Forging Best Practices in Risk Management
73 Pages Posted: 7 Aug 2015
Date Written: March 26, 2012
This paper approaches risk management from three perspectives: firm-level risk measurement, governance and incentives, and systemic concerns. These are three essential dimensions of best practices in risk management; although we discuss each dimension separately, they are interrelated. The paper begins with a brief review of salient changes and unmet challenges in risk measurement in the wake of the financial crisis. It proceeds with a discussion of the interplay between volatility regimes and the potential for risk amplification at a system-wide level through simultaneous risk mitigation at the individual firm level. Quantitative risk measurement cannot be effective without a sound corporate risk culture, so the paper then develops a model of governance that recognizes cognitive biases in managers.

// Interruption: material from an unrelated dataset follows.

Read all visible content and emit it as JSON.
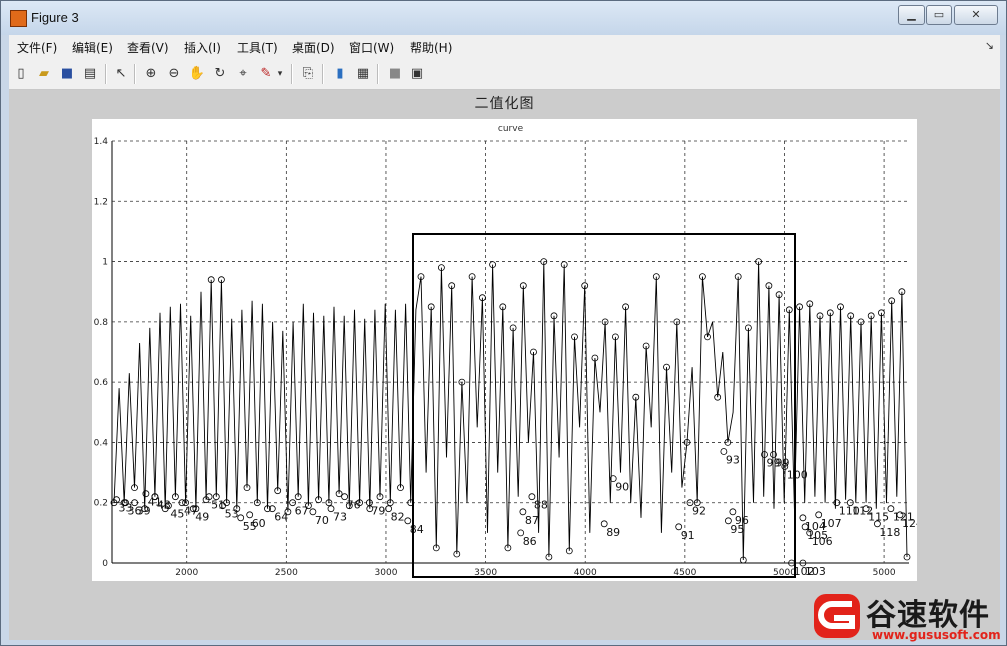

The model allows a comparison of the incentive effects of compensation contracts and leads to recommendations for improving risk management through improved contract design. The last section takes a systemic perspective on risk management. Risk managers must recognize important ways in which market dynamics deviate from simple, idealized models of hedging an individual firm’s exposures. Firms’ collective hedging, funding, and collateral arrangements can channel through the financial system in ways that amplify shocks. Understanding these effects requires an appreciation for the organization of trading operations within firms. The article concludes with a summary and recommendations.